Rule 8 (b) details the procedures by which a transcript of trial proceedings is made available for inclusion in the record on appeal. Rule 8 (b) (3) (ii) & (iii) lists the responsibilities of the appellant and of the clerk in cases where the proceedings were recorded electronically rather than by an official court reporter. Simply put, the rule requires that the appellant obtain a copy of the recording from the clerk, designate the .portions for transcription (providing the appellee an opportunity for counterdesignation) and then arrange for the relevant portions of the recording to be transcribed.
Rule 8 (b) (3) (ii) refers to this copy simply as “the cassette.” We shall do the same.
Rule 10 (c) of the Massachusetts Rules of Appellate Procedure, as amended, 378 Mass. 937 (1979), reads as follows:
“Dismissal for Failure of Appellant in a Civil Case to Comply With Rule 9 (c) or Rule 10 (a). If any appellant in a civil case shall fail to comply with rule 9 (c) or rule 10 (a) (1) or (3), the lower court may, on motion with notice by any appellee, dismiss the appeal, but only upon a finding of inexcusable neglect; otherwise, the court shall enlarge the appellant’s time for taking the required action. If, prior to the lower court’s hearing such motion, the appellant shall have cured the noncompliance, the appellant’s compliance shall be deemed timely.”

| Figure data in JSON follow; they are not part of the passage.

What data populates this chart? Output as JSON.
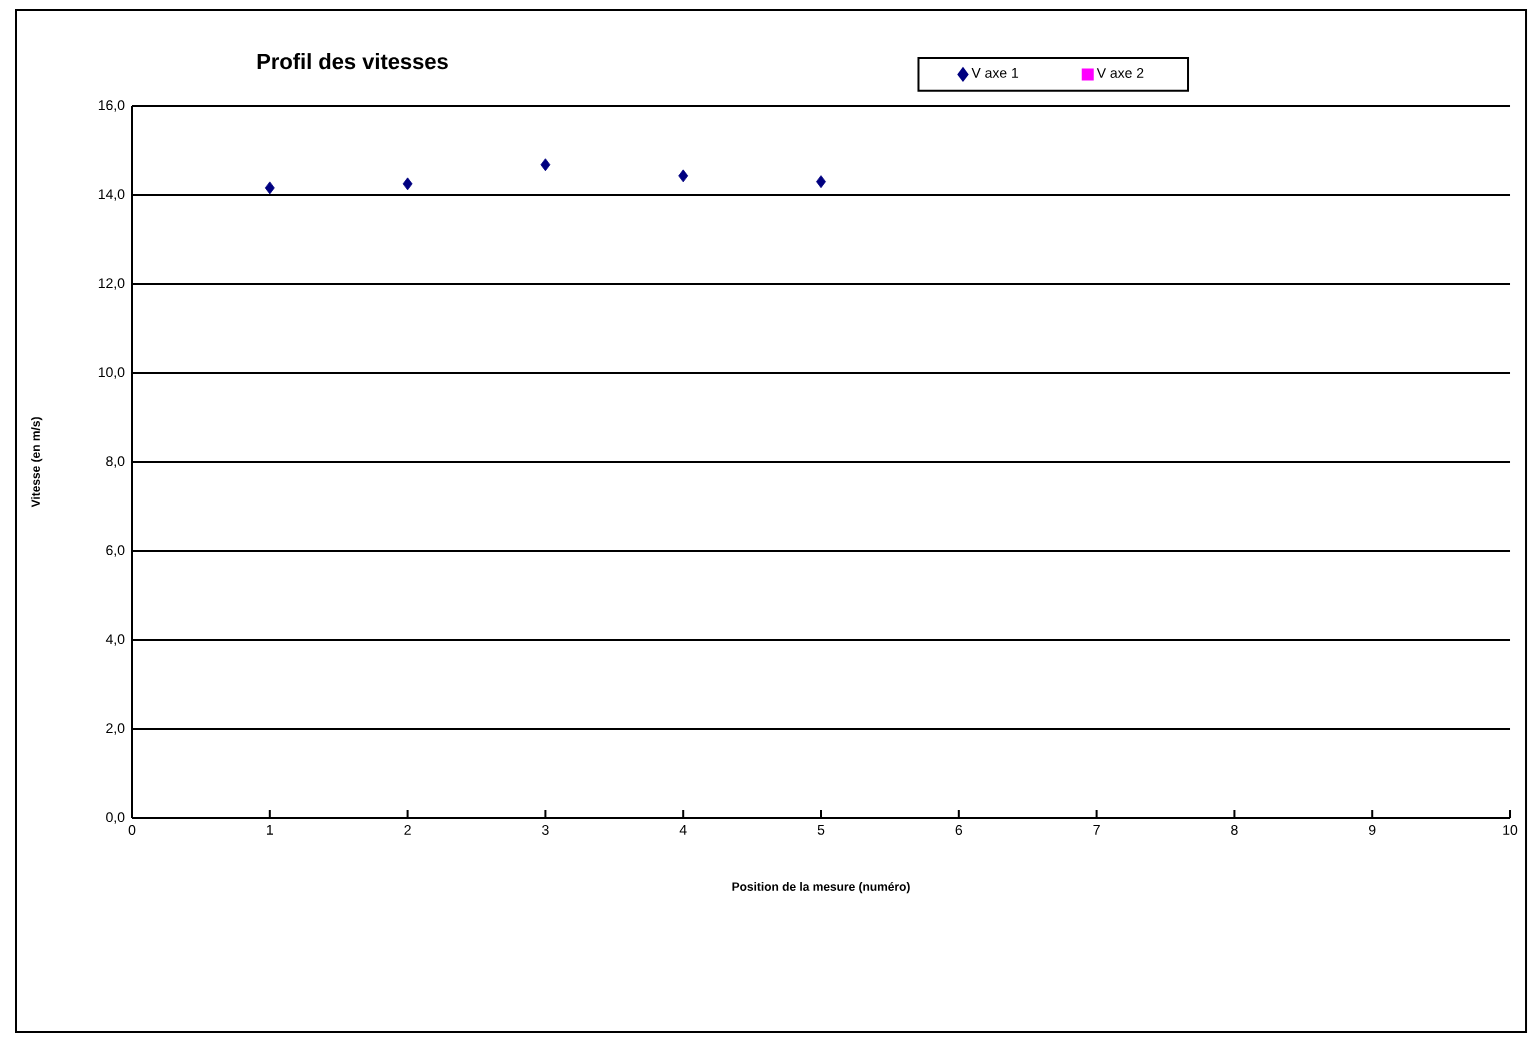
{
  "chart_data": {
    "type": "scatter",
    "title": "Profil des vitesses",
    "xlabel": "Position de la mesure (numéro)",
    "ylabel": "Vitesse (en m/s)",
    "x": [
      1,
      2,
      3,
      4,
      5
    ],
    "series": [
      {
        "name": "V axe 1",
        "color": "#000080",
        "marker": "diamond",
        "values": [
          14.16,
          14.25,
          14.68,
          14.43,
          14.3
        ]
      },
      {
        "name": "V axe 2",
        "color": "#ff00ff",
        "marker": "square",
        "values": [
          null,
          null,
          null,
          null,
          null
        ]
      }
    ],
    "xlim": [
      0,
      10
    ],
    "xticks": [
      0,
      1,
      2,
      3,
      4,
      5,
      6,
      7,
      8,
      9,
      10
    ],
    "ylim": [
      0,
      16
    ],
    "yticks": [
      {
        "value": 0,
        "label": "0,0"
      },
      {
        "value": 2,
        "label": "2,0"
      },
      {
        "value": 4,
        "label": "4,0"
      },
      {
        "value": 6,
        "label": "6,0"
      },
      {
        "value": 8,
        "label": "8,0"
      },
      {
        "value": 10,
        "label": "10,0"
      },
      {
        "value": 12,
        "label": "12,0"
      },
      {
        "value": 14,
        "label": "14,0"
      },
      {
        "value": 16,
        "label": "16,0"
      }
    ],
    "grid": "y",
    "legend": "top right"
  }
}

Rule 9 (c) of the Massachusetts Rules of Appellate Procedure, as amended, 378 Mass. 935 (1979), reads in pertinent part as follows:
“(c) Appellant’s Obligation.
“(1) In General. In a civil or criminal case, upon request by the clerk of the lower court, the appellant shall forthwith perform any act reasonably necessary to enable the clerk to assemble the record and the clerk shall assemble a single record.”
“(2) Civil Cases. Notwithstanding any other obligation which these rules may impose, each appellant in a civil case shall, within forty days after filing a notice of appeal, deliver to the clerk of the lower court either (i) a transcript of those portions of the transcript of the lower court proceedings which the appellant deems necessary for determination of the appeal, or (ii) a signed statement certifying that the appellant has ordered such portions from the court reporter. Upon receiving the transcript, the appellant in a civil case shall forthwith deliver it to the clerk of the lower court.”
In this case, the forty days provided in rule 9 (c) (2) expired on October 6. 1990.
Citing Springfield Young Women’s Christian Ass’n v. Evers, 30 Mass. App. Ct. 921 (1991), the plaintiffs argue that they did cure their error prior to the hearing on their motion to reconsider, and therefore that their compliance with the rule should be deemed timely. In the cited case, however, the motion to reconsider was granted, thereby “vitiatfing] the original order of dismissal.” Id. at 922. In the instant case, the motion for reconsideration was denied, leaving the original dismissal intact.